Klar, das schmutzige Setting im Dorgenkartell hat mir auch besser gefallen, als das jetzige Hightech-Gedöns. Aber hey, so ists wenigstens Abwechlung.
Die NPC-Kollegen habe ich später dann (als es endlich ging) eh abgeschaltet und bin alleine los. Und das Loot- und Fortschrittsystem bei Breakpoint empfinde ich als Bereicherung. Jetzt hat man wenigstens was davon, wenn Gegner Sachen fallen lassen. Bei Wildlands war das überflüssig.
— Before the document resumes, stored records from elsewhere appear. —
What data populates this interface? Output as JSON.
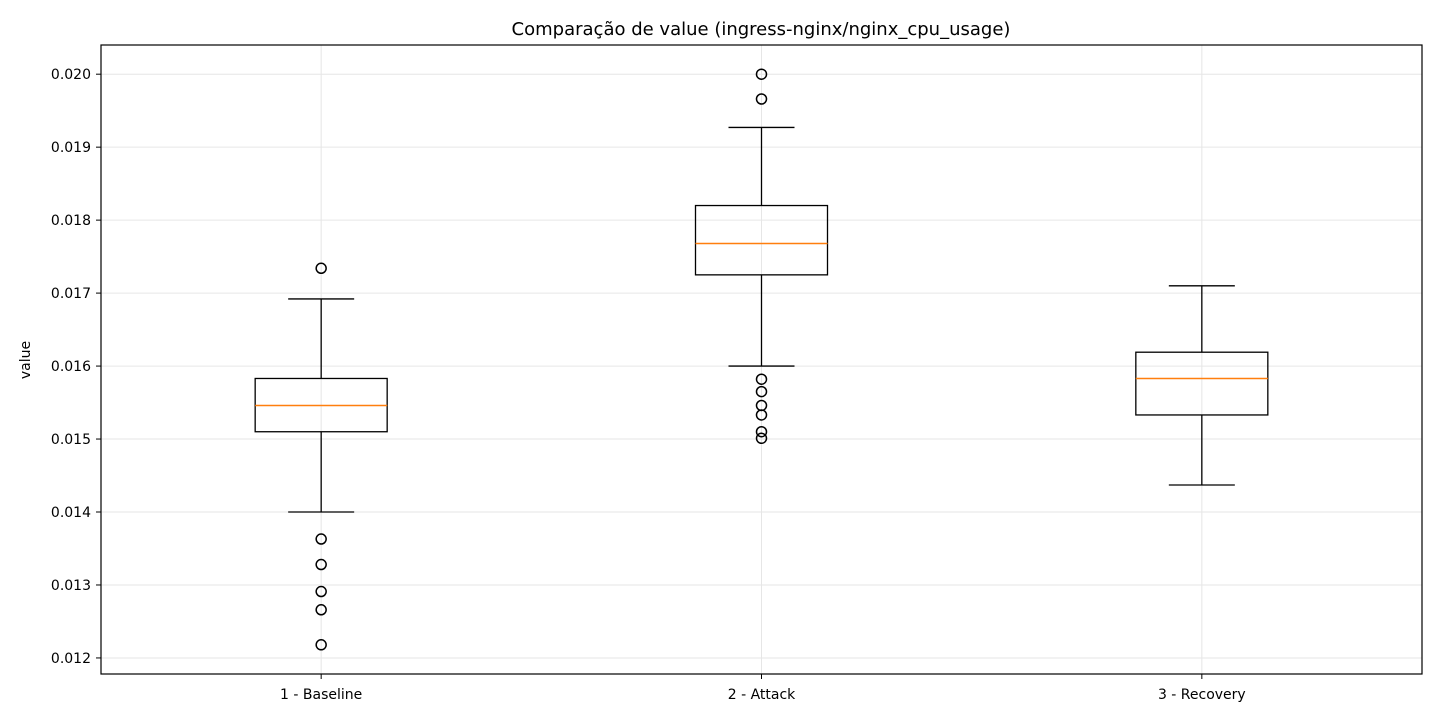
{
  "chart_data": {
    "type": "box",
    "title": "Comparação de value (ingress-nginx/nginx_cpu_usage)",
    "xlabel": "",
    "ylabel": "value",
    "ylim": [
      0.01178,
      0.0204
    ],
    "yticks": [
      0.012,
      0.013,
      0.014,
      0.015,
      0.016,
      0.017,
      0.018,
      0.019,
      0.02
    ],
    "ytick_labels": [
      "0.012",
      "0.013",
      "0.014",
      "0.015",
      "0.016",
      "0.017",
      "0.018",
      "0.019",
      "0.020"
    ],
    "grid": true,
    "categories": [
      "1 - Baseline",
      "2 - Attack",
      "3 - Recovery"
    ],
    "boxes": [
      {
        "category": "1 - Baseline",
        "whisker_low": 0.014,
        "q1": 0.0151,
        "median": 0.01546,
        "q3": 0.01583,
        "whisker_high": 0.01692,
        "outliers": [
          0.01734,
          0.01363,
          0.01328,
          0.01291,
          0.01266,
          0.01218
        ]
      },
      {
        "category": "2 - Attack",
        "whisker_low": 0.016,
        "q1": 0.01725,
        "median": 0.01768,
        "q3": 0.0182,
        "whisker_high": 0.01927,
        "outliers": [
          0.02,
          0.01966,
          0.01582,
          0.01565,
          0.01546,
          0.01533,
          0.0151,
          0.01501
        ]
      },
      {
        "category": "3 - Recovery",
        "whisker_low": 0.01437,
        "q1": 0.01533,
        "median": 0.01583,
        "q3": 0.01619,
        "whisker_high": 0.0171,
        "outliers": []
      }
    ],
    "colors": {
      "box": "#000000",
      "median": "#ff7f0e",
      "grid": "#e6e6e6",
      "background": "#ffffff"
    }
  }
}
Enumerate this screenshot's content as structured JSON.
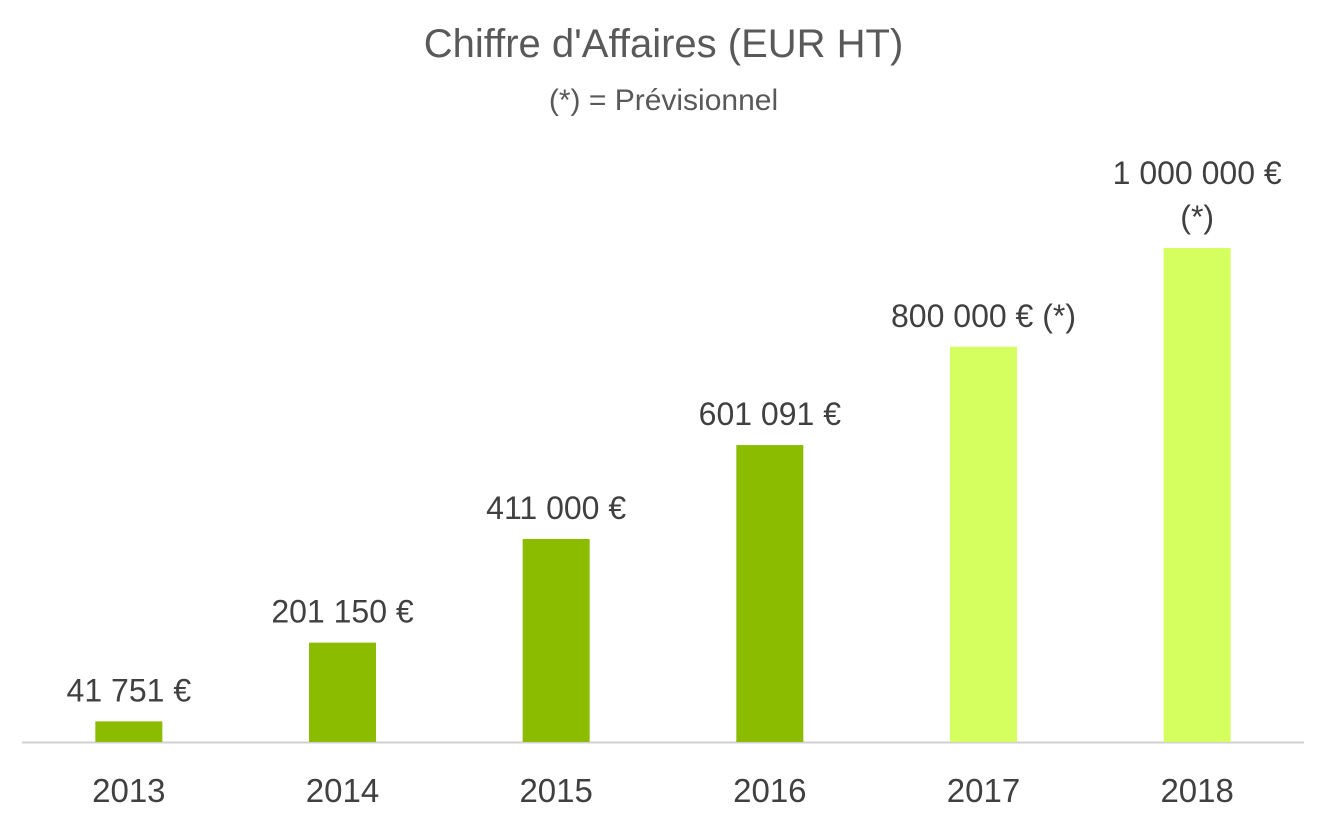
{
  "colors": {
    "actual": "#8cbc00",
    "forecast": "#d4ff5e",
    "text": "#404040",
    "title": "#595959",
    "axis": "#d0d0d0"
  },
  "chart_data": {
    "type": "bar",
    "title": "Chiffre d'Affaires (EUR HT)",
    "subtitle": "(*) = Prévisionnel",
    "xlabel": "",
    "ylabel": "",
    "ylim": [
      0,
      1000000
    ],
    "grid": false,
    "categories": [
      "2013",
      "2014",
      "2015",
      "2016",
      "2017",
      "2018"
    ],
    "values": [
      41751,
      201150,
      411000,
      601091,
      800000,
      1000000
    ],
    "forecast": [
      false,
      false,
      false,
      false,
      true,
      true
    ],
    "data_labels": [
      [
        "41 751 €"
      ],
      [
        "201 150 €"
      ],
      [
        "411 000 €"
      ],
      [
        "601 091 €"
      ],
      [
        "800 000 € (*)"
      ],
      [
        "1 000 000 €",
        "(*)"
      ]
    ]
  }
}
Looten und Leveln!

Performance finde ich ebenfalls gut und die Grafik auch. Und Mikrotransaktionen gehen komplett an mir vorbei. Selber Schuld wenn sich da jemand genötigt sieht irgendwelches Zeugs zu kaufen...wozu, Booster & Co. mildern doch nur den Spielpaß, das Spiel ansich funktioniert auch uneingeschränkt ohne MT. Looten und Leveln!

Letztlich war es bei Wildlands anfangs ähnlich: ich bin nicht wirklich damit warm geworden, aber irgendwie hatte es mich doch nicht losgelassen. Irgendwann ist der Knoten geplatzt und es wurde eines meiner Lieblingsspiele. Denke wird BP ist es genauso: Die Leute meckern erstmal rum, aber spielen es trotzdem und in ein paar Wochen möchten sie es nicht mehr missen.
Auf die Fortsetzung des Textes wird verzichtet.